A skier travels with a constant speed of 6 m/s along a parabolic path y= x²/20. Find the acceleration of the skier when he is at (10,5). Neglect the size of skier.

Homework Equations

dy/dx is slope of parabola.
In a straight line if body has distance covered=x, then velocity (v) = dx/dt and acceleration = dv/dt
Radial acceleration is v²/R where R is radius.

The Attempt at a Solution

Slope is 2x/20= x/10.
For straight line determining acceleration is easy but how about this curve case?

 

[BvU]

For a straight line it is indeed very easy: constant speed means zero acceleration !
For a curved trajectory I would think the tangential acceleration at constant speed is zero, so I agree your v²/R is the right answer for this exercise. v is known, so all that remains is to find R at (10,5). We need some equation for that. Any ideas ?

 

[Raghav Gupta]

so all that remains is to find R at (10,5). We need some equation for that. Any ideas ?

I saw a unusual formula. From where it has come I don't know.
Can you help on that?
$\frac{1}{R}$ =$\frac{d^2y/dx^2}{[1+(dy/dx)^2]^{3/2}}$

 

[BvU]

I can help on where it comes from: a simple google search brings us here :)

 

[Raghav Gupta]

I can help on where it comes from: a simple google search brings us here :)

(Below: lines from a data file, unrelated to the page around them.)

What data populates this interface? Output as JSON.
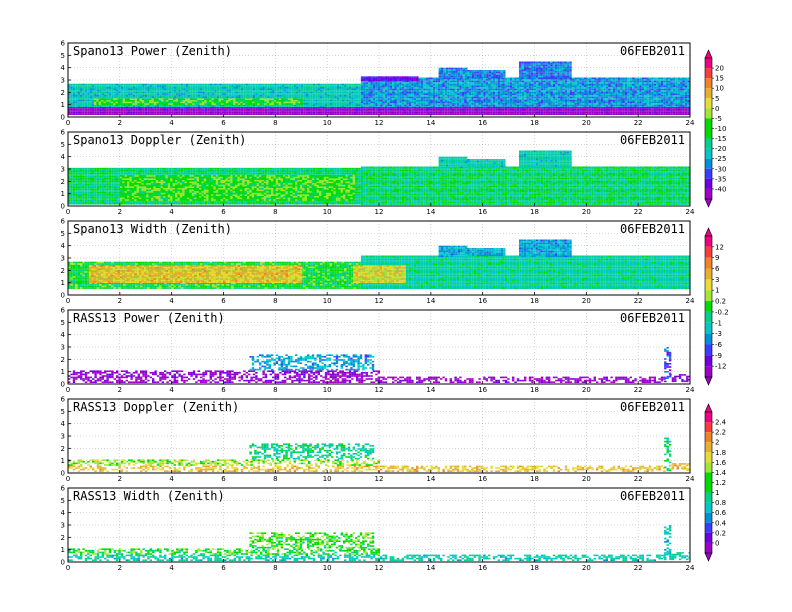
{
  "chart_data": [
    {
      "type": "heatmap",
      "title": "Spano13 Power (Zenith)",
      "date": "06FEB2011",
      "xlim": [
        0,
        24
      ],
      "ylim": [
        0,
        6
      ],
      "xticks": [
        "0",
        "2",
        "4",
        "6",
        "8",
        "10",
        "12",
        "14",
        "16",
        "18",
        "20",
        "22",
        "24"
      ],
      "yticks": [
        "0",
        "1",
        "2",
        "3",
        "4",
        "5",
        "6"
      ],
      "grid": true,
      "colorbar": "cbar1",
      "bands": [
        {
          "x": [
            0,
            11.3
          ],
          "y": [
            0.8,
            2.7
          ],
          "level": 0.36
        },
        {
          "x": [
            11.3,
            24
          ],
          "y": [
            0.8,
            3.2
          ],
          "level": 0.28
        },
        {
          "x": [
            0,
            24
          ],
          "y": [
            0.55,
            0.8
          ],
          "level": 0.08
        },
        {
          "x": [
            0,
            24
          ],
          "y": [
            0.2,
            0.55
          ],
          "level": 0.03
        },
        {
          "x": [
            1,
            9
          ],
          "y": [
            1.1,
            1.5
          ],
          "level": 0.52
        },
        {
          "x": [
            14.3,
            15.4
          ],
          "y": [
            3.2,
            4.0
          ],
          "level": 0.25
        },
        {
          "x": [
            15.4,
            16.8
          ],
          "y": [
            3.2,
            3.8
          ],
          "level": 0.25
        },
        {
          "x": [
            17.4,
            19.4
          ],
          "y": [
            3.2,
            4.5
          ],
          "level": 0.25
        },
        {
          "x": [
            11.3,
            13.5
          ],
          "y": [
            3.0,
            3.3
          ],
          "level": 0.15
        }
      ]
    },
    {
      "type": "heatmap",
      "title": "Spano13 Doppler (Zenith)",
      "date": "06FEB2011",
      "xlim": [
        0,
        24
      ],
      "ylim": [
        0,
        6
      ],
      "xticks": [
        "0",
        "2",
        "4",
        "6",
        "8",
        "10",
        "12",
        "14",
        "16",
        "18",
        "20",
        "22",
        "24"
      ],
      "yticks": [
        "0",
        "1",
        "2",
        "3",
        "4",
        "5",
        "6"
      ],
      "grid": true,
      "colorbar": "cbar1",
      "bands": [
        {
          "x": [
            0,
            11.3
          ],
          "y": [
            0.2,
            3.1
          ],
          "level": 0.44
        },
        {
          "x": [
            11.3,
            24
          ],
          "y": [
            0.2,
            3.2
          ],
          "level": 0.44
        },
        {
          "x": [
            14.3,
            15.4
          ],
          "y": [
            3.2,
            4.0
          ],
          "level": 0.38
        },
        {
          "x": [
            15.4,
            16.8
          ],
          "y": [
            3.2,
            3.8
          ],
          "level": 0.38
        },
        {
          "x": [
            17.4,
            19.4
          ],
          "y": [
            3.2,
            4.5
          ],
          "level": 0.38
        },
        {
          "x": [
            2,
            11
          ],
          "y": [
            0.5,
            2.5
          ],
          "level": 0.52
        }
      ]
    },
    {
      "type": "heatmap",
      "title": "Spano13 Width (Zenith)",
      "date": "06FEB2011",
      "xlim": [
        0,
        24
      ],
      "ylim": [
        0,
        6
      ],
      "xticks": [
        "0",
        "2",
        "4",
        "6",
        "8",
        "10",
        "12",
        "14",
        "16",
        "18",
        "20",
        "22",
        "24"
      ],
      "yticks": [
        "0",
        "1",
        "2",
        "3",
        "4",
        "5",
        "6"
      ],
      "grid": true,
      "colorbar": "cbar2",
      "bands": [
        {
          "x": [
            0,
            11.3
          ],
          "y": [
            0.5,
            2.7
          ],
          "level": 0.48
        },
        {
          "x": [
            11.3,
            24
          ],
          "y": [
            0.5,
            3.2
          ],
          "level": 0.4
        },
        {
          "x": [
            0.8,
            9
          ],
          "y": [
            1.0,
            2.4
          ],
          "level": 0.7
        },
        {
          "x": [
            11,
            13
          ],
          "y": [
            1.0,
            2.4
          ],
          "level": 0.66
        },
        {
          "x": [
            14.3,
            15.4
          ],
          "y": [
            3.2,
            4.0
          ],
          "level": 0.3
        },
        {
          "x": [
            15.4,
            16.8
          ],
          "y": [
            3.2,
            3.8
          ],
          "level": 0.3
        },
        {
          "x": [
            17.4,
            19.4
          ],
          "y": [
            3.2,
            4.5
          ],
          "level": 0.3
        }
      ]
    },
    {
      "type": "heatmap",
      "title": "RASS13 Power (Zenith)",
      "date": "06FEB2011",
      "xlim": [
        0,
        24
      ],
      "ylim": [
        0,
        6
      ],
      "xticks": [
        "0",
        "2",
        "4",
        "6",
        "8",
        "10",
        "12",
        "14",
        "16",
        "18",
        "20",
        "22",
        "24"
      ],
      "yticks": [
        "0",
        "1",
        "2",
        "3",
        "4",
        "5",
        "6"
      ],
      "grid": true,
      "colorbar": "cbar2",
      "bands": [
        {
          "x": [
            0,
            23
          ],
          "y": [
            0.2,
            0.6
          ],
          "level": 0.03
        },
        {
          "x": [
            0,
            12
          ],
          "y": [
            0.6,
            1.1
          ],
          "level": 0.06
        },
        {
          "x": [
            7,
            11.8
          ],
          "y": [
            1.2,
            2.4
          ],
          "level": 0.3
        },
        {
          "x": [
            23,
            23.2
          ],
          "y": [
            0.2,
            3.0
          ],
          "level": 0.2
        },
        {
          "x": [
            23.2,
            24
          ],
          "y": [
            0.2,
            0.8
          ],
          "level": 0.06
        }
      ]
    },
    {
      "type": "heatmap",
      "title": "RASS13 Doppler (Zenith)",
      "date": "06FEB2011",
      "xlim": [
        0,
        24
      ],
      "ylim": [
        0,
        6
      ],
      "xticks": [
        "0",
        "2",
        "4",
        "6",
        "8",
        "10",
        "12",
        "14",
        "16",
        "18",
        "20",
        "22",
        "24"
      ],
      "yticks": [
        "0",
        "1",
        "2",
        "3",
        "4",
        "5",
        "6"
      ],
      "grid": true,
      "colorbar": "cbar3",
      "bands": [
        {
          "x": [
            0,
            23
          ],
          "y": [
            0.2,
            0.6
          ],
          "level": 0.7
        },
        {
          "x": [
            0,
            12
          ],
          "y": [
            0.6,
            1.1
          ],
          "level": 0.58
        },
        {
          "x": [
            7,
            11.8
          ],
          "y": [
            1.2,
            2.4
          ],
          "level": 0.42
        },
        {
          "x": [
            23,
            23.2
          ],
          "y": [
            0.2,
            3.0
          ],
          "level": 0.45
        },
        {
          "x": [
            23.2,
            24
          ],
          "y": [
            0.2,
            0.8
          ],
          "level": 0.7
        }
      ]
    },
    {
      "type": "heatmap",
      "title": "RASS13 Width (Zenith)",
      "date": "06FEB2011",
      "xlim": [
        0,
        24
      ],
      "ylim": [
        0,
        6
      ],
      "xticks": [
        "0",
        "2",
        "4",
        "6",
        "8",
        "10",
        "12",
        "14",
        "16",
        "18",
        "20",
        "22",
        "24"
      ],
      "yticks": [
        "0",
        "1",
        "2",
        "3",
        "4",
        "5",
        "6"
      ],
      "grid": true,
      "colorbar": "cbar3",
      "bands": [
        {
          "x": [
            0,
            23
          ],
          "y": [
            0.2,
            0.6
          ],
          "level": 0.38
        },
        {
          "x": [
            0,
            12
          ],
          "y": [
            0.6,
            1.1
          ],
          "level": 0.5
        },
        {
          "x": [
            7,
            11.8
          ],
          "y": [
            1.2,
            2.4
          ],
          "level": 0.52
        },
        {
          "x": [
            23,
            23.2
          ],
          "y": [
            0.2,
            3.0
          ],
          "level": 0.35
        },
        {
          "x": [
            23.2,
            24
          ],
          "y": [
            0.2,
            0.8
          ],
          "level": 0.38
        }
      ]
    }
  ],
  "colorbars": {
    "cbar1": {
      "labels": [
        "20",
        "15",
        "10",
        "5",
        "0",
        "-5",
        "-10",
        "-15",
        "-20",
        "-25",
        "-30",
        "-35",
        "-40"
      ]
    },
    "cbar2": {
      "labels": [
        "12",
        "9",
        "6",
        "3",
        "1",
        "0.2",
        "-0.2",
        "-1",
        "-3",
        "-6",
        "-9",
        "-12"
      ]
    },
    "cbar3": {
      "labels": [
        "2.4",
        "2.2",
        "2",
        "1.8",
        "1.6",
        "1.4",
        "1.2",
        "1",
        "0.8",
        "0.6",
        "0.4",
        "0.2",
        "0"
      ]
    }
  },
  "colors": {
    "palette": [
      "#a000c8",
      "#7000e0",
      "#3c3cff",
      "#0090d8",
      "#00c8c8",
      "#00d28c",
      "#00dc00",
      "#a0e632",
      "#e6dc32",
      "#e6af2d",
      "#f08228",
      "#fa3c3c",
      "#f00082"
    ],
    "background": "#ffffff",
    "grid": "#9a9a9a"
  }
}
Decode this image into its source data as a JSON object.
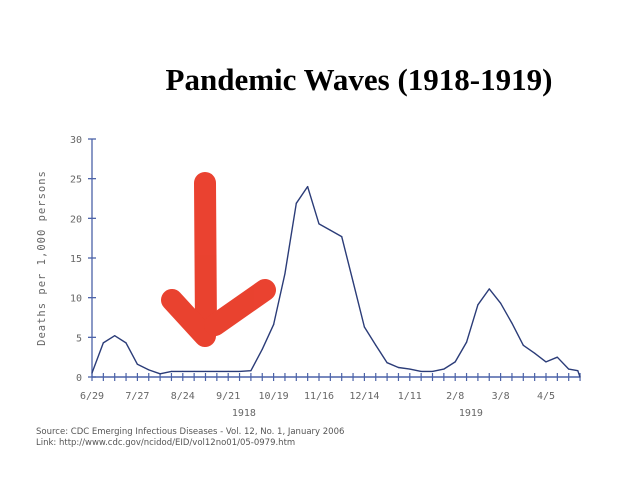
{
  "chart_data": {
    "type": "line",
    "title": "Pandemic Waves (1918-1919)",
    "xlabel": "",
    "ylabel": "Deaths per 1,000 persons",
    "ylim": [
      0,
      30
    ],
    "yticks": [
      0,
      5,
      10,
      15,
      20,
      25,
      30
    ],
    "x_unit": "week index from 6/29/1918",
    "xlim": [
      0,
      43
    ],
    "tick_labels": [
      {
        "week": 0,
        "label": "6/29"
      },
      {
        "week": 4,
        "label": "7/27"
      },
      {
        "week": 8,
        "label": "8/24"
      },
      {
        "week": 12,
        "label": "9/21"
      },
      {
        "week": 16,
        "label": "10/19"
      },
      {
        "week": 20,
        "label": "11/16"
      },
      {
        "week": 24,
        "label": "12/14"
      },
      {
        "week": 28,
        "label": "1/11"
      },
      {
        "week": 32,
        "label": "2/8"
      },
      {
        "week": 36,
        "label": "3/8"
      },
      {
        "week": 40,
        "label": "4/5"
      }
    ],
    "year_labels": [
      {
        "week": 14,
        "label": "1918"
      },
      {
        "week": 34,
        "label": "1919"
      }
    ],
    "series": [
      {
        "name": "Deaths per 1,000 persons",
        "x": [
          0,
          1,
          2,
          3,
          4,
          5,
          6,
          7,
          8,
          9,
          10,
          11,
          12,
          13,
          14,
          15,
          16,
          17,
          18,
          19,
          20,
          21,
          22,
          23,
          24,
          25,
          26,
          27,
          28,
          29,
          30,
          31,
          32,
          33,
          34,
          35,
          36,
          37,
          38,
          39,
          40,
          41,
          42,
          42.8,
          43
        ],
        "values": [
          0.5,
          4.3,
          5.2,
          4.3,
          1.6,
          0.9,
          0.4,
          0.7,
          0.7,
          0.7,
          0.7,
          0.7,
          0.7,
          0.7,
          0.8,
          3.5,
          6.6,
          13,
          21.9,
          24,
          19.3,
          18.5,
          17.7,
          12,
          6.3,
          4,
          1.8,
          1.2,
          1.0,
          0.7,
          0.7,
          1.0,
          1.9,
          4.4,
          9.1,
          11.1,
          9.3,
          6.8,
          4.0,
          3.0,
          1.9,
          2.5,
          1.0,
          0.8,
          0
        ]
      }
    ],
    "annotation": "red hand-drawn down arrow",
    "colors": {
      "line": "#2b3c78",
      "axis": "#4b62a8",
      "arrow": "#e8321e",
      "text": "#666666"
    }
  },
  "source": {
    "line1": "Source: CDC Emerging Infectious Diseases - Vol. 12, No. 1, January 2006",
    "line2": "Link: http://www.cdc.gov/ncidod/EID/vol12no01/05-0979.htm"
  }
}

Thanks, But in the link only formula is given with some description.
Can you provide a derivation of it by some link or by yourself?

 

[BvU]

Yes. Google "radius of curvature equation derivation" and end up here or here. :) I like the second one.

 

[Raghav Gupta]

I also liked the second link.:) Gave the derivation in a nice way. Now the question could be solved by plugging in values in formula .
Only one question that remains is that how according to second link you have provided Curvature or kappa is inverse of radius?

 

[BvU]

Curvature is the better word, I suppose. We associate radius with a circle. They show k = 1/R on page 5.

 

[ehild]

You can solve the problem by yourself, by applying the chain rule.
The equation of the path is given, y=x²/20
You know that the components of the velocity are the time-derivatives of the coordinates. v_x=dx/dt, v_y=dy/dt. Apply chain rule to find v_y in terms of v_x: v_y=2x/20 dx/dt = x/10 v_x.
The magnitude of the velocity is given |v|=6, so v_x²+v_y²=36. Find vx in terms of x from here.
Once you know v_x and v_y , apply the chain rule again to derive the components of acceleration. Substitute the given coordinates and find the magnitude.

 

[Raghav Gupta]

Curvature is the better word, I suppose. We associate radius with a circle. They show k = 1/R on page 5.

Thanks BvU for giving wonderful link for derivation of curvature by differential geometry.

You can solve the problem by yourself, by applying the chain rule.
The equation of the path is given, y=x²/20
You know that the components of the velocity are the time-derivatives of the coordinates. v_x=dx/dt, v_y=dy/dt. Apply chain rule to find v_y in terms of v_x: v_y=2x/20 dx/dt = x/10 v_x.
The magnitude of the velocity is given |v|=6, so v_x²+v_y²=36. Find vx in terms of x from here.
Once you know v_x and v_y , apply the chain rule again to derive the components of acceleration. Substitute the given coordinates and find the magnitude.

Thanks ehild for showing me another way.
Though it is a lengthy method comparing with curvature formula
but is elegant because I think many do not know the curvature formula by differential geometry.